April 18, 2007

Faulkner ...

Terrific quote.

Posted by sheila
Comments

Hahahahahaha!

I love his face.

Posted by: Another Sheila at April 18, 2007 10:46 AM

Having tried (somewhat unsuccessfully) to read Faulkner, that quote actually makes a lot of sense.

(I dunno. I realize I'm no Faulkner but the stuff I write gets edited - screwed with - all the time. You just kinda hafta be okay with it, if you want any kind of clarity).

Posted by: ricki at April 18, 2007 2:35 PM

ricki -

If I had won a Nobel Prize, I'd feel like he did. Don't you DARE touch my writing, you freakin' English major. I'm WILLIAM GODDAMN FAULKNER.

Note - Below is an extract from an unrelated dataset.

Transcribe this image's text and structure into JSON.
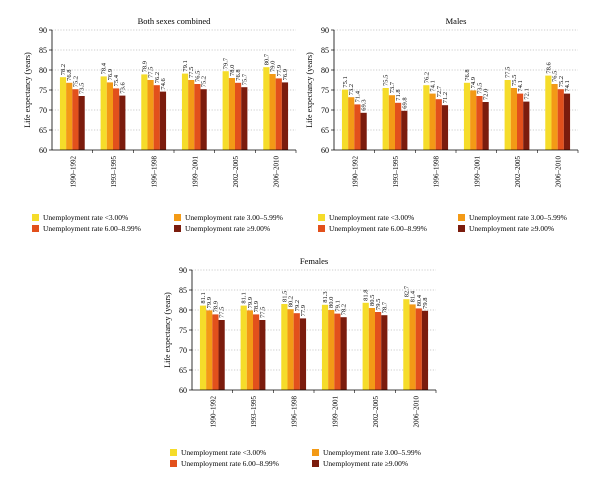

Like Bette Davis saying to new movie directors, "DON'T direct me. Just EDIT me."

Same thing.

Besides, why I love the quote is that - to him - the prospect of being edited is worse than watching his wife get fucked by someone else. And I think that's a riot.

Posted by: red at April 18, 2007 2:42 PM

I obviously wouldn't think it was a riot if I was his wife, though. hee hee

Posted by: red at April 18, 2007 2:50 PM

I don't know; kinda depends on what the stable boy looks like...

Posted by: Emily at April 18, 2007 3:36 PM

hahahaha of course.

If a stableboy who looks like Ewan McGregor shows up - I might have to play my "freebie" card.

Posted by: red at April 18, 2007 3:49 PM

I enjoy the humor in that quote, but I'm with ricki - I think he got the Nobel based on the imepenetrability of his prose, and he, like Ann Rice today, has a desperate need of an editor.

But I love your take: "don't touch it you English major". Amen. Nothing more useless than an English major in an English-speaking country. Faulkner's editor would have to be Eudora Welty or Harper Lee.

Thurber did a hilarious send-up of Faulkner, I'll have to find it somewhere.

Posted by: John at April 18, 2007 4:20 PM

My interest in the quote is not whether or not I think Faulkner needed an editor or not. (It reminds me of Ben Jonson's quote - in response to the actors in Shakespeare's company saying that Shakespeare never blotted a line: "Would that he blotted a thousand." hahahaha) I like his ego, as an artist. I like the quote because it's someone who has earned the right to say it, whether or not you like his writing.

I certainly would be an ASSHOLE if I said to the magazines I submit to: Don't edit me, thank you.

hahaha But seriously. It would be like a novice director trying to tell Vanessa Redgrave how to play a scene. If you do that - you can start looking for another job as a director.

Reminds me of the story about Shelley Winters - she was in her 60s, and a novice director (who I am sure never made the same mistake again) asked her to audition for a role. Called her in to read for the part. Shelley Winters always wanted to work - she always had to hustle - even later in her life, with her long illustrious career ... but still. She was Shelley freakin' Winters.

So she went to the audition, walked into the room, carrying a huge bag. Said not a word to the director. Reached into her bag, pulled out one Oscar statue, and put it on the desk. Reached into her bag, pulled out another Oscar, and put it on the desk.

Naturally, the director immediately realized his error - and gave her the part.

You don't make Shelley Winters read for you. You give her the part, or you don't. She's proved herself. That's it.

Another funny story along these lines: Nathan Lane came to talk at my school. Some moron stood up and asked, "How do you prepare for an audition?"

He said, joking - but he was making a serious point, "Darling, I don't audition anymore."

Posted by: red at April 18, 2007 4:32 PM

I feel the exact same way about Barry Manilow. Ah, sheer perfection.